Single by Miguel Bosé

from the album Bajo el signo de Caín
- Language: Spanish
- English title: "If You Don't Come Back"
- Released: November 1992
- Recorded: 1992
- Genre: Latin pop
- Length: 4:42
- Label: WEA Latina
- Songwriters: Miguel Bosé; Lanfranco Ferrario; Massimo Grilli;
- Producers: Ross Cullum; Sandy McLelland;

Miguel Bosé singles chronology
| "Madrid, Madrid" (1991) | "Si Tú No Vuelves" (1992) | "Nada Particular" (1993) |

Music video
- "Si Tú No Vuelves" Video on YouTube

= Si Tú No Vuelves =

1993 single by Miguel Bosé

"Si Tú No Vuelves" (English: "If You Don't Come Back") was first released in 1993 as the lead single for Miguel Bosé's studio album Bajo el Signo de Caín.

== Background and release ==
The song was written by Bosé, Lanfranco Ferrario and Massimo Grilli. For the international edition of the album an Italian adaptation was recorded, Se Tu Non Torni, and an English lyrics one titled "They're only words" from the English language album Under the sign of Cain.

==Track listing==

CD Promo
| No. | Title | Length |
|---|---|---|
| 1. | "Si Tú No Vuelves" | 4:42 |
| 2. | "Lo Que Hay Es Lo Que Ves" | 5:40 |
| 3. | "Bajo el signo de Caín (Instrumental)" | 5:17 |

==Amaral and Chetes version==
A cover version of the song was recorded by Spanish duo Amaral and Mexican singer Chetes and released on Amaral's 2005 album, Pájaros en la cabeza.

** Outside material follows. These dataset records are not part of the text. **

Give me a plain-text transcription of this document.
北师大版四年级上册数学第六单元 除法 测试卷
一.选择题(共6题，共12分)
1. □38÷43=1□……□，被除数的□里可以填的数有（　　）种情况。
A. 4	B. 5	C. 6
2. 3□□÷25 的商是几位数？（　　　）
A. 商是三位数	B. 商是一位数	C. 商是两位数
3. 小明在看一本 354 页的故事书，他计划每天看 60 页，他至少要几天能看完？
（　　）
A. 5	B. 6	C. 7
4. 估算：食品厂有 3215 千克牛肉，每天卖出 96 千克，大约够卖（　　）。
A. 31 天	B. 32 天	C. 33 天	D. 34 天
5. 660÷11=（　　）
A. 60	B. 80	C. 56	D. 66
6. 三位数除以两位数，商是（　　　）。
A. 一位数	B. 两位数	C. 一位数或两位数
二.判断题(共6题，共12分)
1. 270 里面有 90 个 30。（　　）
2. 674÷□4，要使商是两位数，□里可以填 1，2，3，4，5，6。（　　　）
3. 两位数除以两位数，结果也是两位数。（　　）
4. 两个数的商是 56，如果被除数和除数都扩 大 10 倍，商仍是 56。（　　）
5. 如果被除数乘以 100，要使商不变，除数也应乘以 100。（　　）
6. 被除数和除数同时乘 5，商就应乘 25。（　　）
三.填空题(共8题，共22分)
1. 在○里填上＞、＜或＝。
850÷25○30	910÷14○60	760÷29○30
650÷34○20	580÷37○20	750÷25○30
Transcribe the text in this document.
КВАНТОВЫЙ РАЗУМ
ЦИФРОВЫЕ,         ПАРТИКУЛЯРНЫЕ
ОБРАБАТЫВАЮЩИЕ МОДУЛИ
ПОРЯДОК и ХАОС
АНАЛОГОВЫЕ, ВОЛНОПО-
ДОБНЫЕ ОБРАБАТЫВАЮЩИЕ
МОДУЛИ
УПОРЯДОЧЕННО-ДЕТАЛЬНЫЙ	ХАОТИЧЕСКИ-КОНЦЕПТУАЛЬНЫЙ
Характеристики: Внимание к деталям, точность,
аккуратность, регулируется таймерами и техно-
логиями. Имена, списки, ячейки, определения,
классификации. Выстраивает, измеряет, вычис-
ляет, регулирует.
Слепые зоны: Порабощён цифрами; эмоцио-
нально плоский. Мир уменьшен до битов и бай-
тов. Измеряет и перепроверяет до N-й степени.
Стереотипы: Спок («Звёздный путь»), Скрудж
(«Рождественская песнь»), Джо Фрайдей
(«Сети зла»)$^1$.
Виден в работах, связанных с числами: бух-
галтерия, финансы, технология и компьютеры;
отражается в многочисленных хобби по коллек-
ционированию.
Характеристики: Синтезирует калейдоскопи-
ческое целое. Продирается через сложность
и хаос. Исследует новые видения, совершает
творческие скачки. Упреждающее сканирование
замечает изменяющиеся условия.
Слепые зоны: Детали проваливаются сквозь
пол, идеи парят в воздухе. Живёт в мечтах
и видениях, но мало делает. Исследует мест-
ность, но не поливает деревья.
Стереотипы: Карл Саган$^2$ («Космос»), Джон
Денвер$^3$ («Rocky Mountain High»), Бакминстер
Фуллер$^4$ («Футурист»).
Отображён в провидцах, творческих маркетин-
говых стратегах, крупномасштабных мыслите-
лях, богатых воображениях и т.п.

== Miguel Bosé and Shakira version ==

The song is a re-make of Miguel Bosé's song featuring the Colombian artist Shakira and is included on the former's album Papito. "Si Tú No Vuelves" was first released in Italy and it was recorded by Gustavo Celis in Panama. The song was a success in Italy and Spain, reaching at 2 on the chart and certified gold in the latter.

The song is slow and melodic, and gradually reaches a climax where Shakira ends the song.

===Chart===

| Chart (2007) | Peak position |
|---|---|
| Italy (FIMI) | 2 |

=== Certifications ===

| Region | Certification | Certified units/sales |
| Spain (Promusicae) | Gold | 30,000^{‡} |
^{‡} Sales+streaming figures based on certification alone.

== Miguel Bosé and Ha*Ash version ==

The song is a re-make of Miguel Bosé's song featuring the American duo Ha*Ash and is included in Ha*Ash's live album Ha*Ash: En Vivo (2019). It was written by Bosé, Lanfranco Ferrario and Massimo Grilli.

=== Music video ===
The music video for "Si Tú No Vuelves", recorded live for the live album Ha*Ash: En Vivo, was released on December 6, 2019. The video was filmed in Auditorio Nacional, Mexico City.

=== Live performances ===
Miguel Bosé and Ha*Ash performed "Si Tú No Vuelves" for the first time at the "Festival de Viña del Mar" on February 20, 2018. On November 11, 2018, they appeared on Auditorio Nacional, and also performed "Si Tú No Vuelves".

=== Charts and commercial performance ===
The track peaked one on the Monitor Latino in Mexico.

==== Weekly charts ====

| Chart (2019) | Peak position |
|---|---|
| Mexico (Monitor Latino) | 1 |
| Mexico Tocadas (Monitor Latino) | 2 |

==== Year-end charts ====

2019 year-end chart performance for "Si Tú No Vuelves"
| Chart (2019) | Position |
|---|---|
| Mexico (Monitor Latino) | 86 |
| Mexico Top 100 Touch (Monitor Latino) | 90 |

=== Certifications ===

| Region | Certification | Certified units/sales |
| Mexico (AMPROFON) | Gold | 30,000^{‡} |
^{‡} Sales+streaming figures based on certification alone.